Fui no armário de remédios e encontrei uns analgésicos. Dei pra ela. Ela tomou uma dose e então dei pra ela água com gás pra ajudar com a dor de estômago que eu sabia que ela estava sentindo.
“Obrigada”, ela disse e voltou pro sofá e ligou a televisão.
Olhei pro meu celular e vi uma chamada perdida do Sr. Hollen. Meu coração deu um pulo.
‘Devo retornar a ligação dele?’, me perguntei.
Eu estava curiosa pra saber porque ele ligou e o que ele queria me dizer, também tinha algo que eu precisava tirar do peito.
Liguei pra ele de volta.
Ele atendeu no terceiro toque.
“Só estou retornando sua ligação”, comecei.
“Ah é, você está bem?”, a voz dele perguntou com preocupação.
“Sim, estou. E você?”, Meu coração batendo tão rápido, me perguntando se ele vai me mostrar a compaixão que eu estava procurando ou me dispensar porque ele já estava comprometido.
“Hmm. Estou bem. Escuta…”, ele começou a dizer algo que eu sabia que estava chegando, mas eu tinha que deixar ele saber como eu me sentia sobre a noite passada.
“Sr.
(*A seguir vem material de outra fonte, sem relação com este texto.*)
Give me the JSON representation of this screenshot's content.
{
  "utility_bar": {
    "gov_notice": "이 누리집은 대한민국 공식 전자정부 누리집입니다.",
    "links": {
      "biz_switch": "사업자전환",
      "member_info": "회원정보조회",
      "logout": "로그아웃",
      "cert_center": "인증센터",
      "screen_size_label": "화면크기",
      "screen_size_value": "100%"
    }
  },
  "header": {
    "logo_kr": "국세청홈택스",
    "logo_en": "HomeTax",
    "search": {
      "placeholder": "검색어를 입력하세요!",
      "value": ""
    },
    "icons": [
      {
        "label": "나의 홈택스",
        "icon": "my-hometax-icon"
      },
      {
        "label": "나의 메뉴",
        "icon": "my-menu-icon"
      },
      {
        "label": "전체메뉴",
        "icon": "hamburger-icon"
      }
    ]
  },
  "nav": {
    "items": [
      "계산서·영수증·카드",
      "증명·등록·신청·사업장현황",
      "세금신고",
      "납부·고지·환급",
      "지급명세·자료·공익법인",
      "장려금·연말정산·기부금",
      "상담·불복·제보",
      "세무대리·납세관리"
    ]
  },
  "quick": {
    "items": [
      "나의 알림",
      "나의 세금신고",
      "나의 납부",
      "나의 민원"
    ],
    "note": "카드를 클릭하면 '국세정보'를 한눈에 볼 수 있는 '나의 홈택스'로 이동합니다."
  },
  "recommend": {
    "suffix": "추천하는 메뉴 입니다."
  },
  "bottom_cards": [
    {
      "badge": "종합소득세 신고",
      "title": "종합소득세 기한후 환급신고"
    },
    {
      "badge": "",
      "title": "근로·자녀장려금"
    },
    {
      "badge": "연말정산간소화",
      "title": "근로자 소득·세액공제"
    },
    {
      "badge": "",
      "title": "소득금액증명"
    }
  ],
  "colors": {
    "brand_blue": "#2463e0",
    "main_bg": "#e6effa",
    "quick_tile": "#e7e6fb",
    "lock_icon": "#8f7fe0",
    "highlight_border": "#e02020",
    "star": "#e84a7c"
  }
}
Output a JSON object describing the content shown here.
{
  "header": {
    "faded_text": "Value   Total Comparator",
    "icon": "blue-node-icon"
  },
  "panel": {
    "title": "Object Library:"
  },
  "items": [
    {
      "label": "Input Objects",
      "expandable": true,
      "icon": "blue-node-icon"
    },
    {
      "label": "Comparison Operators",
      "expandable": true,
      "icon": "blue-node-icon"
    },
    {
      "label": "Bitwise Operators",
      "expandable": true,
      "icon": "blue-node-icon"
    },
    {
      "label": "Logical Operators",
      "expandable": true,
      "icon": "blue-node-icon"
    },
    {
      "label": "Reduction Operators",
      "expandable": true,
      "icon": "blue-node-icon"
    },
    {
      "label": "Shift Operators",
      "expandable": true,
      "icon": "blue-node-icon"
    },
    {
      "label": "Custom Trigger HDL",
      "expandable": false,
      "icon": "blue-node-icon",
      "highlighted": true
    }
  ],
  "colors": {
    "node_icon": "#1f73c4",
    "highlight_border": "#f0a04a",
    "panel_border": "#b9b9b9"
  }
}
Hollen, antes de você dizer qualquer outra coisa, eu quero que você saiba que o que aconteceu entre nós ontem à noite…”, comecei, mas ele me cortou.
“O que aconteceu ontem à noite foi um erro. Nós dois bebemos demais e uma coisa levou a outra. Foi um ato de álcool e nada mais. Não sinto nada por você. Você é minha funcionária e é só isso que você sempre vai ser.”
“Eu só queria que você soubesse disso”, ele acrescentou de novo e então desligou.
Meu coração caiu nos meus dedos de novo.
POV da Jasmine
Segunda chegou como uma névoa. Me custou tudo superar o que aconteceu entre meu chefe e eu na sexta à noite. Eu queria que ele pelo menos tivesse ouvido o que eu tinha a dizer.
O que eu esperava?
Ele era Evan Hollen.
Um dos homens de vinte e cinco anos mais poderosos e bem-sucedidos em toda a América. As pessoas homenageavam esse homem, amado por muitos, odiado por poucos, mas respeitado por todos.
Eu, por outro lado, era uma mulher negra medíocre que só pode pagar um apartamento e não pode salvar a vida da minha mãe agora que ela estava dependendo disso.
Soltei um suspiro frustrado quando fui até o elevador no meu local de trabalho. Me recompus e apaguei minhas emoções e sentimentos. Eu tinha que agir profissionalmente e esquecer o que aconteceu com o Sr. Hollen.
Saí do elevador e fui lentamente pra minha mesa. Uma vez lá, liguei meu computador e comecei a verificar os e-mails para poder respondê-los.
As portas do escritório dele se abriram e ele saiu.
“Bom dia”, ele falou.
“Bom dia”, respondi, sem tirar os olhos do computador. Eu estava com muita vergonha de sequer olhar pra ele e sabia que se fizesse isso, aqueles sentimentos iriam explodir em mim como uma erupção vulcânica. Meu coração disparou quando soube que ele estava ali, olhando pra cada movimento meu e linguagem corporal.
Continuei a digitar, evitando seu olhar e as borboletas no meu estômago.
“Posso te ver no meu escritório?”, ele perguntou com total firmeza no tom de voz dele.